Shropshire Star

Peter Rhodes on Covid tests, preparing for WW3 and how Lionel dealt with a heckler

Read today's column from Peter Rhodes.

Published
Lionel Blair - winning smile

I may have discovered why only 14 per cent of the 691 million lateral-flow tests issued to test and trace Covid 19 have been forwarded to the NHS.

I did my first Covid-19 test a few days ago. It proved negative but as a good citizen, I did as the authorities ask and went online to register my result, encouraged by the notes with the test which tell you you'll need the identifying number on the plastic test strip. What the notes don't tell you is that in order to register, you'll also need your NHS number (the one you can never remember) and your mobile-phone number (ditto).

If you stick with it, hunt those numbers down and report the result, 24 hours later you will be rewarded with an email and text both telling you: “Your coronavirus lateral flow test is negative.” Which is precisely what you told them 24 hours earlier. You begin to understand why so few people report their results.

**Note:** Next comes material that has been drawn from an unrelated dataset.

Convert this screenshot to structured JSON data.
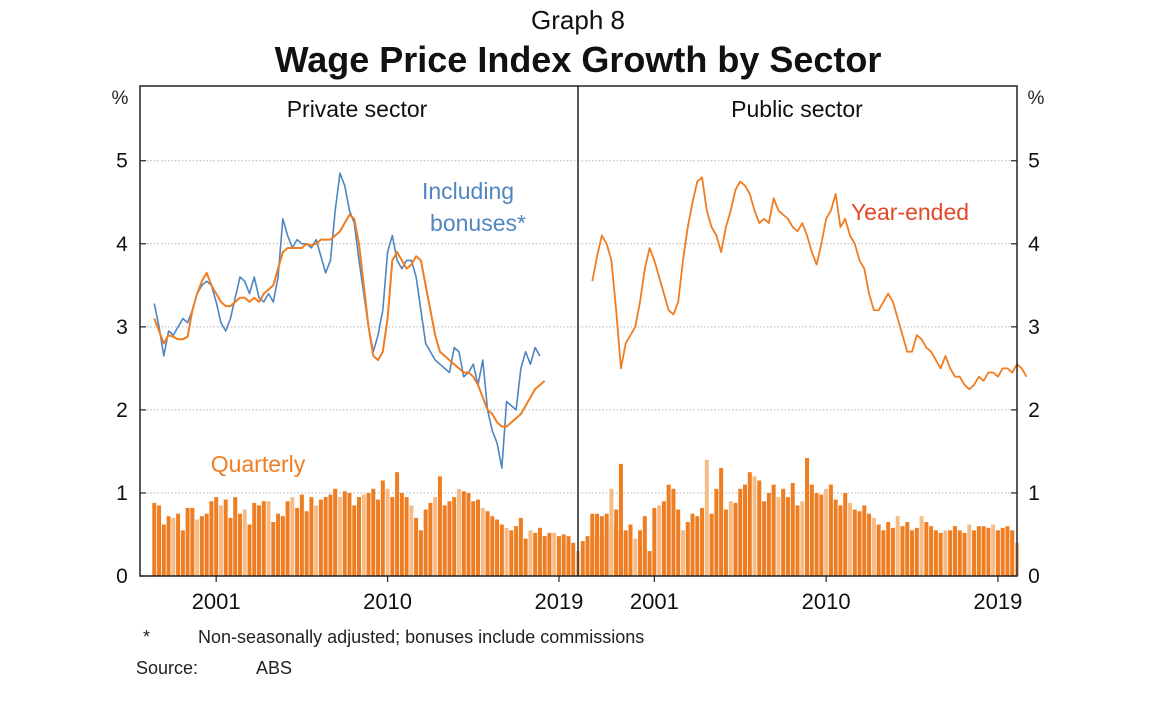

Test and trace is described as the flagship of the NHS Covid-19 programme. The lesson of history is that flagships get sunk.

Incidentally, isn't it scary how far you can shove the test straw up your nose? I assumed the “mild resistance” I encountered was my skull.

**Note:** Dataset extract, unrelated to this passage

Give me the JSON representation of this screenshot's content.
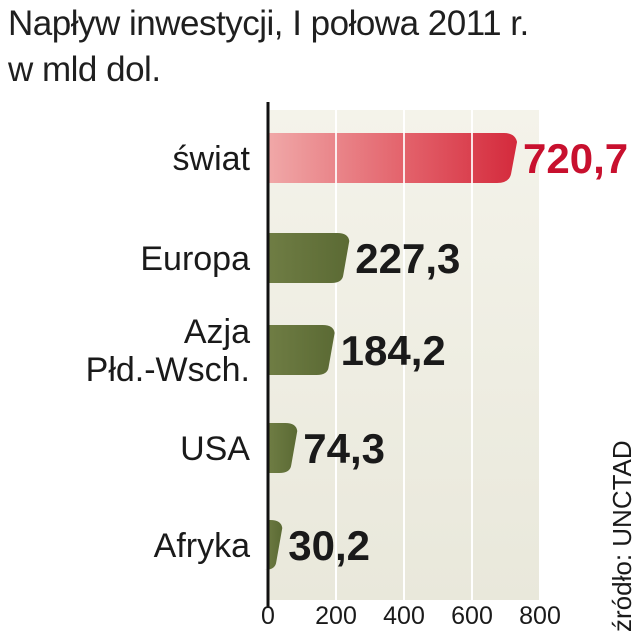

I wrote some time ago about the well-recruited Territorial Army after the Second World War. Having been conscripted to fight in that catastrophe, why would so many ex-squaddies volunteer for the TA? An old sweat writes to explain. If you chose the right TA unit and gained a trade (in his case as an ambulance driver), you might get a cushy number in the Third World War. “I joined the TA,” he explains, “because if there was another war, I didn't want to go back in the infantry.” All is clear.

Way back in ye olden days I knew a chorus girl who became one of the Lionel Blair Dancers. As a result I encountered Blair, who has died at 92, a couple of times. He was fun and his dancers clearly adored him. At one of his shows I attended, some heckling drunk in the front row made a homophobic remark. Blair who was a straight family man, told him with a winning smile: “Don't bandy words with me, I'll crucify you.” The heckling stopped.